Sobre la inmortalidad / Elías Canetti

Elías Canetti

Es bueno partir de un hombre como Stendhal cuando se habla de esta clase de inmortalidad privada o literaria. Sería difícil encontrar un hombre con mayor aversión a las representaciones de fe corrientes. Stendhal fue enteramente libre de las ataduras y promesas de cualquier religión. Sus sentimientos y pensamientos están exclusivamente vueltos hacia esta vida de aquí. La sintió y la disfrutó del modo más preciso y profundo. Se abrió a todo lo que podía darle placer y no por ello se hizo insípido, porque respetó lo individual en sí mismo. No redujo nada a una dudosa unidad. Dirigió su desconfianza a todo lo que no era capaz de sentir. Pensó mucho, pero no hay pensamiento frío en él. Todo lo que registra, todo lo que crea, permanece cercano al cálido momento de su origen. Amó mucho y creyó en muchas cosas, pero todo era milagrosamente concreto. Todo podía encontrarlo dentro de sí sin necesidad de trucos de ningún orden.

Este hombre, que nada presupuso, que todo quiso encontrarlo por sí mismo, que era la vida misma en cuanto sentimiento y espíritu, que se encontraba en el corazón de todo acontecimiento y que por ello también podía contemplarlo desde fuera, en el que palabra y contenido coinciden de la manera más natural, como si se hubiese propuesto depurar el lenguaje por su propia cuenta, este hombre excepcional y de veras libre tenía, no obstante, una fe, de la que habla tan sencilla y naturalmente como de una amante.

Se conformó, sin quejarse, de escribir para pocos, pero estaba seguro de que cien años después muchísimos lo leerían. En los tiempos modernos no es posible concebir una fe en la inmortalidad literaria más clara, más aislada y más modesta. ¿Qué significa esta fe?¿Cuál su contenido? Significa que uno subsistirá cuando todos sus contemporáneos ya no estén. No es que uno esté mal dispuesto contra los vivos como tales. Uno no los aparta de la ruta, nada hace contra ellos, ni siquiera les presenta combate. Uno desprecia a quienes alcanzaron una gloria falsa, pero asimismo desprecia el combatirlos con sus propias armas. Ni siquiera uno les guarda rencor, porque sabe cuánto se han equivocado. Uno elige la compañía de aquellos a los que uno mismo pertenecerá alguna vez: la de todos aquellos de tiempos pasados cuya obra aún hoy vive; aquellos que a uno le hablan, de los que uno se nutre. La gratitud que siente por ellos es gratitud por la vida misma.

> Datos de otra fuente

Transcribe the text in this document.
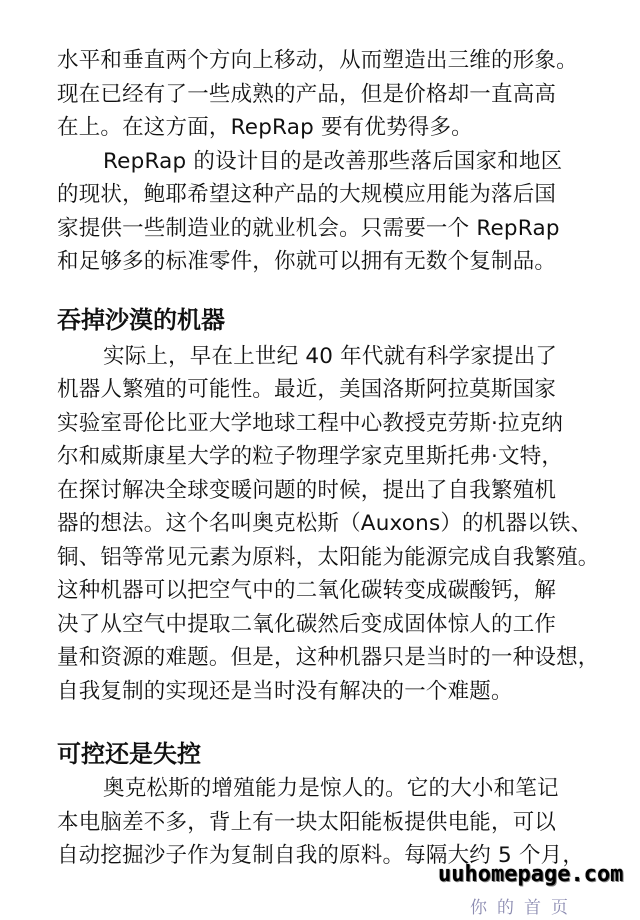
水平和垂直两个方向上移动，从而塑造出三维的形象。
现在已经有了一些成熟的产品，但是价格却一直高高
在上。在这方面，RepRap 要有优势得多。
RepRap 的设计目的是改善那些落后国家和地区
的现状，鲍耶希望这种产品的大规模应用能为落后国
家提供一些制造业的就业机会。只需要一个 RepRap
和足够多的标准零件，你就可以拥有无数个复制品。
吞掉沙漠的机器
实际上，早在上世纪 40 年代就有科学家提出了
机器人繁殖的可能性。最近，美国洛斯阿拉莫斯国家
实验室哥伦比亚大学地球工程中心教授克劳斯·拉克纳
尔和威斯康星大学的粒子物理学家克里斯托弗·文特，
在探讨解决全球变暖问题的时候，提出了自我繁殖机
器的想法。这个名叫奥克松斯（Auxons）的机器以铁、
铜、铝等常见元素为原料，太阳能为能源完成自我繁殖。
这种机器可以把空气中的二氧化碳转变成碳酸钙，解
决了从空气中提取二氧化碳然后变成固体惊人的工作
量和资源的难题。但是，这种机器只是当时的一种设想，
自我复制的实现还是当时没有解决的一个难题。
可控还是失控
奥克松斯的增殖能力是惊人的。它的大小和笔记
本电脑差不多，背上有一块太阳能板提供电能，可以
自动挖掘沙子作为复制自我的原料。每隔大约 5 个月，
uuhomepage.com
你的首页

Matar para sobrevivir no puede significar nada para esa disposición de ánimo, porque no se trata de sobrevivir ahora, sino de entrar en liza dentro de cien años, cuando uno mismo ya no vivirá y así no podrá matar. Es obra contra obra lo que entonces se mide y será demasiado tarde para añadir nada. La rivalidad propiamente dicha, la que realmente importa, comienza cuando los rivales ya no están. El combate que librarán sus obras ni siquiera lo podrán presenciar. Pero esta obra debe existir, y para que exista debe contener la mayor y más pura medida de vida. No sólo se ha desdeñado matar; se ha hecho entrar en la inmortalidad a todos los que estaban cerca de uno, a aquella inmortalidad en la que todo se hace efectivo, lo menor como lo mayor.

Es la exacta contrapartida de aquellos detentadores de poder que arrastran consigo a la muerte a todo su entorno, para que, en una existencia del más allá, reencuentren todo a lo que estaban habituados. Nada caracteriza más espantosamente su impotencia más íntima. Ellos matan en la vida, matan en la muerte, un séquito de muertos los escolta al más allá.
Pero quien abre a Stendhal, vuelve a encontrarlo a él mismo y todo lo que le rodeó, y lo encuentra aquí en esta vida. Así, los muertos se ofrecen a los vivos como el más noble de los alimentos. Su inmortalidad redunda en provecho de los vivos: en esta reversión de la ofrenda a los muertos todos resultan beneficiados. La supervivencia ha perdido su aguijón, y el reino de la enemistad toca a su fin.